When the sun came up I didn’t know what had happened and I realised I was alone”. Her voice quivers with the memory and her eyes shine momentarily with the hint of tears.

Alongside the road on the edge of the city, a promenade follows the outline of the Mediterranean shore.

Recently named in honour of the Canadian, Norman Bethune, El Paseo de los Canadienses has also caused controversy.

Norman Bethune, a doctor with the International Brigades, came to Spain in solidarity with the Republicans and witnessed first hand the massacre of the refugees as he tended the injured. Photographs taken by his assistant Hazen Sise were published in a book by Bethune shortly after.
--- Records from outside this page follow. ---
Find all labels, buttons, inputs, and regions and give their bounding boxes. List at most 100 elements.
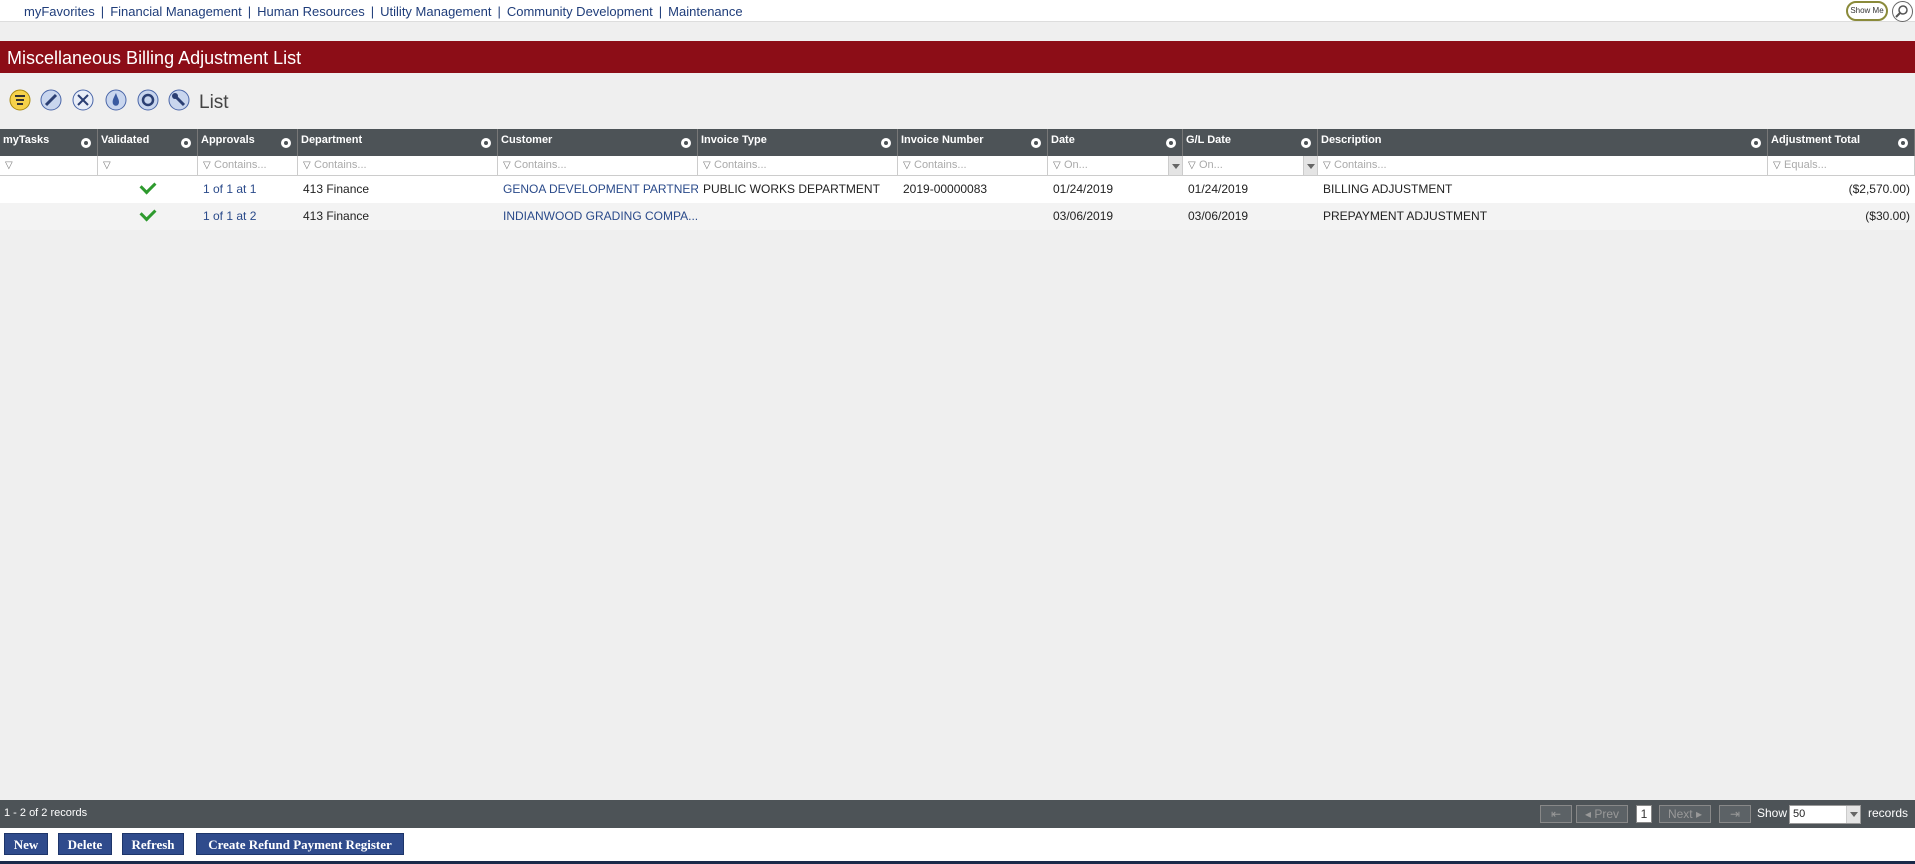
filter-placeholder: Contains... bbox=[914, 159, 967, 171]
gear-icon[interactable] bbox=[281, 138, 291, 148]
drop-icon[interactable] bbox=[105, 89, 127, 111]
customer-link[interactable]: INDIANWOOD GRADING COMPA... bbox=[498, 203, 698, 230]
chevron-down-icon[interactable] bbox=[1846, 806, 1860, 823]
gear-icon[interactable] bbox=[1751, 138, 1761, 148]
gear-icon[interactable] bbox=[1898, 138, 1908, 148]
first-page-button[interactable]: ⇤ bbox=[1540, 805, 1572, 823]
customer-link[interactable]: GENOA DEVELOPMENT PARTNERS bbox=[498, 176, 698, 203]
nav-link-utility-management[interactable]: Utility Management bbox=[380, 4, 491, 19]
gear-icon[interactable] bbox=[1166, 138, 1176, 148]
validated-check-icon bbox=[139, 177, 157, 195]
column-header-invoice-type[interactable]: Invoice Type bbox=[698, 129, 898, 156]
gear-icon[interactable] bbox=[681, 138, 691, 148]
gear-icon[interactable] bbox=[1031, 138, 1041, 148]
refresh-button[interactable]: Refresh bbox=[122, 833, 184, 855]
table-row[interactable]: 1 of 1 at 2 413 Finance INDIANWOOD GRADI… bbox=[0, 203, 1915, 230]
column-label: Description bbox=[1321, 134, 1382, 146]
validated-check-icon bbox=[139, 204, 157, 222]
new-button[interactable]: New bbox=[4, 833, 48, 855]
nav-link-human-resources[interactable]: Human Resources bbox=[257, 4, 365, 19]
table-row[interactable]: 1 of 1 at 1 413 Finance GENOA DEVELOPMEN… bbox=[0, 176, 1915, 203]
filter-placeholder: Contains... bbox=[514, 159, 567, 171]
delete-button[interactable]: Delete bbox=[58, 833, 112, 855]
nav-link-financial-management[interactable]: Financial Management bbox=[110, 4, 242, 19]
show-me-button[interactable]: Show Me bbox=[1846, 1, 1888, 21]
nav-link-community-development[interactable]: Community Development bbox=[507, 4, 653, 19]
chevron-down-icon[interactable] bbox=[1168, 156, 1182, 175]
column-header-description[interactable]: Description bbox=[1318, 129, 1768, 156]
filter-validated[interactable]: ▽ bbox=[98, 156, 198, 176]
column-header-mytasks[interactable]: myTasks bbox=[0, 129, 98, 156]
edit-icon[interactable] bbox=[40, 89, 62, 111]
filter-invoice-number[interactable]: ▽ Contains... bbox=[898, 156, 1048, 176]
filter-icon[interactable]: ▽ bbox=[1323, 160, 1331, 171]
nav-link-myfavorites[interactable]: myFavorites bbox=[24, 4, 95, 19]
column-header-invoice-number[interactable]: Invoice Number bbox=[898, 129, 1048, 156]
filter-icon[interactable]: ▽ bbox=[903, 160, 911, 171]
column-label: myTasks bbox=[3, 134, 50, 146]
filter-placeholder: Equals... bbox=[1784, 159, 1827, 171]
filter-icon[interactable]: ▽ bbox=[5, 160, 13, 171]
next-page-button[interactable]: Next ▸ bbox=[1659, 805, 1711, 823]
page-header: Miscellaneous Billing Adjustment List bbox=[0, 41, 1915, 73]
page-size-select[interactable]: 50 bbox=[1789, 805, 1861, 824]
gl-date-cell: 01/24/2019 bbox=[1188, 182, 1249, 196]
page-size-value: 50 bbox=[1793, 808, 1806, 820]
filter-icon[interactable]: ▽ bbox=[503, 160, 511, 171]
filter-date[interactable]: ▽ On... bbox=[1048, 156, 1183, 176]
create-refund-payment-register-button[interactable]: Create Refund Payment Register bbox=[196, 833, 404, 855]
last-page-button[interactable]: ⇥ bbox=[1719, 805, 1751, 823]
nav-separator: | bbox=[247, 4, 252, 19]
column-header-gl-date[interactable]: G/L Date bbox=[1183, 129, 1318, 156]
invoice-number-cell: 2019-00000083 bbox=[903, 182, 988, 196]
filter-icon[interactable]: ▽ bbox=[1053, 160, 1061, 171]
date-cell: 03/06/2019 bbox=[1053, 209, 1114, 223]
column-label: Validated bbox=[101, 134, 150, 146]
filter-invoice-type[interactable]: ▽ Contains... bbox=[698, 156, 898, 176]
filter-mytasks[interactable]: ▽ bbox=[0, 156, 98, 176]
chevron-down-icon[interactable] bbox=[1303, 156, 1317, 175]
filter-icon[interactable]: ▽ bbox=[1188, 160, 1196, 171]
nav-separator: | bbox=[658, 4, 663, 19]
pager-bar: 1 - 2 of 2 records ⇤ ◂ Prev 1 Next ▸ ⇥ S… bbox=[0, 800, 1915, 828]
approvals-link[interactable]: 1 of 1 at 1 bbox=[198, 176, 298, 203]
description-cell: BILLING ADJUSTMENT bbox=[1323, 182, 1453, 196]
prev-page-button[interactable]: ◂ Prev bbox=[1576, 805, 1628, 823]
filter-icon[interactable]: ▽ bbox=[203, 160, 211, 171]
filter-icon[interactable]: ▽ bbox=[703, 160, 711, 171]
list-filter-icon[interactable] bbox=[9, 89, 31, 111]
column-header-department[interactable]: Department bbox=[298, 129, 498, 156]
gear-icon[interactable] bbox=[481, 138, 491, 148]
filter-placeholder: Contains... bbox=[214, 159, 267, 171]
page-title: Miscellaneous Billing Adjustment List bbox=[7, 48, 302, 68]
gear-icon[interactable] bbox=[881, 138, 891, 148]
refresh-cycle-icon[interactable] bbox=[137, 89, 159, 111]
nav-link-maintenance[interactable]: Maintenance bbox=[668, 4, 742, 19]
column-header-customer[interactable]: Customer bbox=[498, 129, 698, 156]
column-header-adjustment-total[interactable]: Adjustment Total bbox=[1768, 129, 1915, 156]
filter-gl-date[interactable]: ▽ On... bbox=[1183, 156, 1318, 176]
column-header-approvals[interactable]: Approvals bbox=[198, 129, 298, 156]
gear-icon[interactable] bbox=[1301, 138, 1311, 148]
column-header-validated[interactable]: Validated bbox=[98, 129, 198, 156]
column-label: Invoice Type bbox=[701, 134, 767, 146]
clear-icon[interactable] bbox=[72, 89, 94, 111]
gear-icon[interactable] bbox=[181, 138, 191, 148]
department-cell: 413 Finance bbox=[303, 209, 370, 223]
search-icon[interactable] bbox=[1892, 1, 1913, 22]
filter-department[interactable]: ▽ Contains... bbox=[298, 156, 498, 176]
filter-adjustment-total[interactable]: ▽ Equals... bbox=[1768, 156, 1915, 176]
view-mode-label: List bbox=[199, 92, 229, 113]
column-header-date[interactable]: Date bbox=[1048, 129, 1183, 156]
current-page[interactable]: 1 bbox=[1636, 805, 1652, 823]
filter-icon[interactable]: ▽ bbox=[303, 160, 311, 171]
top-nav: myFavorites | Financial Management | Human R… bbox=[0, 0, 1915, 22]
approvals-link[interactable]: 1 of 1 at 2 bbox=[198, 203, 298, 230]
tools-icon[interactable] bbox=[168, 89, 190, 111]
filter-icon[interactable]: ▽ bbox=[1773, 160, 1781, 171]
filter-icon[interactable]: ▽ bbox=[103, 160, 111, 171]
gear-icon[interactable] bbox=[81, 138, 91, 148]
filter-approvals[interactable]: ▽ Contains... bbox=[198, 156, 298, 176]
filter-description[interactable]: ▽ Contains... bbox=[1318, 156, 1768, 176]
filter-customer[interactable]: ▽ Contains... bbox=[498, 156, 698, 176]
Yet only now, 70 years later, can Malaga finally confront the dark spectres of its history on the road to Almeria.

Unfortunately, in the naming ceremony, the Partido Popular mayor unveiled a plaque that referred to the victims not as refugees but fugitives.

The Politics of Memory

The Partido Popular was founded by Manuel Fraga a former minister of the dictatorship and is vociferous in its opposition to the Historical Memory Associations that have been the impetus for the mapping and exhumation of sites all over Spain.
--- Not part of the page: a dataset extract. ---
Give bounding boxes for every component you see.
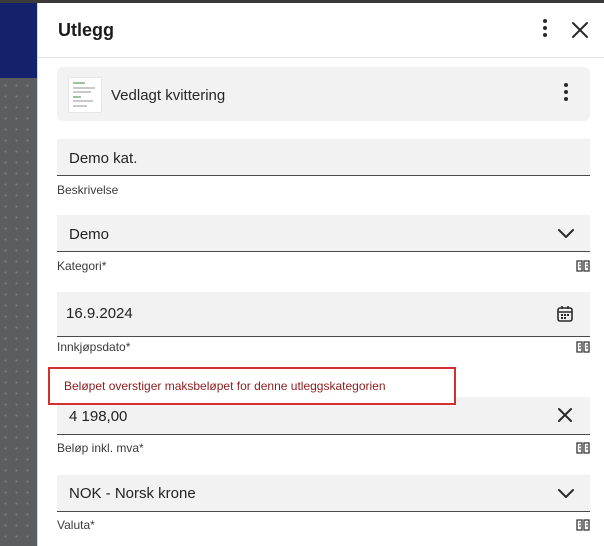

They say it goes against the agreement made during the transition to democracy after Franco’s death which was a ‘pact of forgetting’.

In 2002 the PP Government of Jose Maria Aznar recognised officially that the Civil War was an ‘undemocratic act’ but this recognition was not unanimous and only came about after a deal with the Left to drop the subject.

At the same time the Spanish Historical Memory Association submitted a petition to the United Nations’ ‘Working Group on Enforced Disappearance’ which was originally set up to find the ‘disappeared’ of dictatorships in South America.

There was a certain irony in the Spanish judge Baltazar Garzon’s pursuit of Pinochet while Spain ignored its own ‘disappeared’.

The Spanish Prime Minister, Jose Luis Zapatero, declared 2006 the ‘Year of Historical Memory’ and put forward a Bill to recognise this but when it was finally passed critics complained of its weakness, its refusal to fund exhumations and its retreat from earlier promises to grant full posthumous pardons to those executed in the postwar period.

Meanwhile, although the finalised law recognised that there were victims on both sides of the Civil War, the PP’s Juan Costa accused the PSOE of being “willing to shatter the consensus that has given us democratic stability for 30 years.”

Even the former PSOE Prime Minister Felipe Gonzalez supported the policy of El Olvido – The Oblivion.

Now this policy of consigning the past to oblivion is being literally challenged on the ground as the Spanish public echo their leaders disjuncture by publishing highly charged obituaries that refer to the Civil War deaths as either at the hands of ‘Marxist hordes’ or ‘Fascist insurgents’ depending on which side of the political divide they originate.

Documentaries, books and online forums of all persuasions reveal and question what was once denied visibility

On a bright spring Andalusian day, Francisco Espinoza invites me to a memorial event at San Rafael. Exhumations in Malaga and elsewhere, are often accompanied by relatives and members of the Historical Memory Association.

I listen as they denounce the crimes, plant Republican tricolour flags and softly sing The International.

Participation in this politicisation of memory is uneven but amongst the crowd in San Rafael I see a few fists defiantly elevated and dotted amongst the mostly elderly attendees I spot hats and bandanas of the Communist and Anarchist groups that formed part of the chaotic Republican alliance during the Civil War.

Noticeable by its absence is any sensation of revenge or retribution. Instead like the shrouds that belatedly encase the bones of the past there is a deep pall of sadness as the remains of a generation of tragedy are brought to light and finally mourned.